Kamala Harris Is Said to Be Weighing an Endorsement of Joe Biden

Ms. Harris was trying to loosen Mr. Biden’s grip on African-American primary voters, and her searing reference to her own childhood experience with integration might have been the high point of her campaign. But it came at the expense of an older, white candidate who was already fending off questions about his record on matters of race. And Mr. Biden was personally stung by her attack, his advisers said, because he considered her a friend.

Yet Ms. Harris’s surge in the polls did not last, and the two candidates never sparred again in the same way. By October, aides to both Democrats recall, they were getting along well when they ran into each other at the Des Moines airport before heading to Ohio for the debate there.

More significant than their personal rapport, a Harris endorsement of Mr. Biden would be politically useful for both of them.
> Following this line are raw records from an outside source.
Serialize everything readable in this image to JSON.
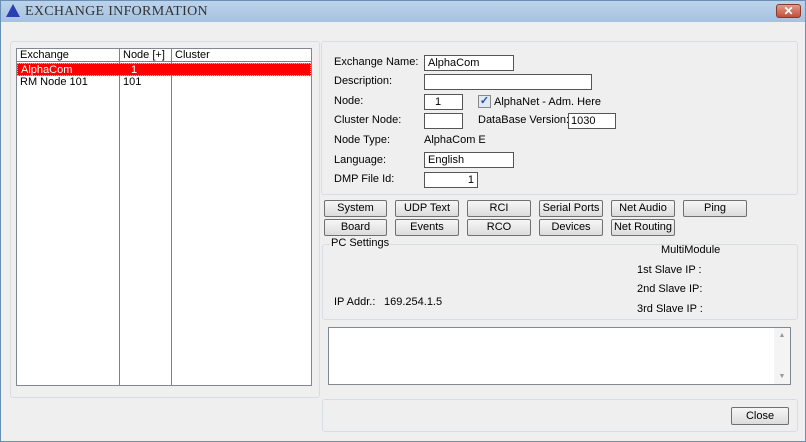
{
  "window": {
    "title": "EXCHANGE INFORMATION",
    "close_label": "✕"
  },
  "list": {
    "columns": [
      "Exchange",
      "Node [+]",
      "Cluster"
    ],
    "rows": [
      {
        "exchange": "AlphaCom",
        "node": "1",
        "cluster": ""
      },
      {
        "exchange": "RM Node 101",
        "node": "101",
        "cluster": ""
      }
    ]
  },
  "form": {
    "exchange_name_label": "Exchange Name:",
    "exchange_name": "AlphaCom",
    "description_label": "Description:",
    "description": "",
    "node_label": "Node:",
    "node": "1",
    "alphanet_label": "AlphaNet - Adm. Here",
    "alphanet_checked": true,
    "check_glyph": "✓",
    "cluster_node_label": "Cluster Node:",
    "cluster_node": "",
    "db_version_label": "DataBase Version:",
    "db_version": "1030",
    "node_type_label": "Node Type:",
    "node_type": "AlphaCom E",
    "language_label": "Language:",
    "language": "English",
    "dmp_label": "DMP File Id:",
    "dmp": "1"
  },
  "buttons": {
    "system": "System",
    "udp": "UDP Text",
    "rci": "RCI",
    "serial": "Serial Ports",
    "netaudio": "Net Audio",
    "ping": "Ping",
    "board": "Board",
    "events": "Events",
    "rco": "RCO",
    "devices": "Devices",
    "netrouting": "Net Routing",
    "close": "Close"
  },
  "pc": {
    "title": "PC Settings",
    "ip_label": "IP Addr.:",
    "ip": "169.254.1.5",
    "multimodule": "MultiModule",
    "slave1": "1st  Slave IP :",
    "slave2": "2nd Slave IP:",
    "slave3": "3rd Slave IP :"
  },
  "scroll": {
    "up": "▲",
    "down": "▼"
  }
}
A 55-year-old woman of African and Indian descent with law enforcement credentials, Ms. Harris was already likely to be on Mr. Biden’s short list, should he emerge as the nominee. Yet she could bolster her chances to be his running mate if she backed his campaign at a critical time, particularly if he did not win in either Iowa or New Hampshire next month and needed a boost in Nevada and South Carolina. And even if she is not chosen for vice president, she would be a leading contender for a cabinet post, such as attorney general.

For Mr. Biden, who is working to consolidate support from Democratic leaders as Senator Bernie Sanders’s progressive candidacy gains strength, an endorsement from Ms. Harris would signal that party leaders were rallying behind his candidacy and offer him a well-known surrogate to stump on his behalf as the race goes on.

The risk for Ms. Harris would be if she were to get behind Mr. Biden only to see him lose in California, which votes on March 3 as part of Super Tuesday. A survey of the state’s Democratic voters, conducted this month by the Public Policy Institute of California survey, found that Mr. Biden was in second place to Mr. Sanders, of Vermont. But the poll highlighted the strength of the progressive bloc in the state: Mr. Sanders and Ms. Warren combined were capturing 50 percent of the vote.

Rose Kapolczynski, a longtime Democratic strategist in California, said Ms. Harris would not damage her prospects for re-election in 2022 by backing Mr. Biden. But if Democrats were to lose the presidency this fall, supporting him could shape how she was perceived by the left, were she to run again for president four years from now.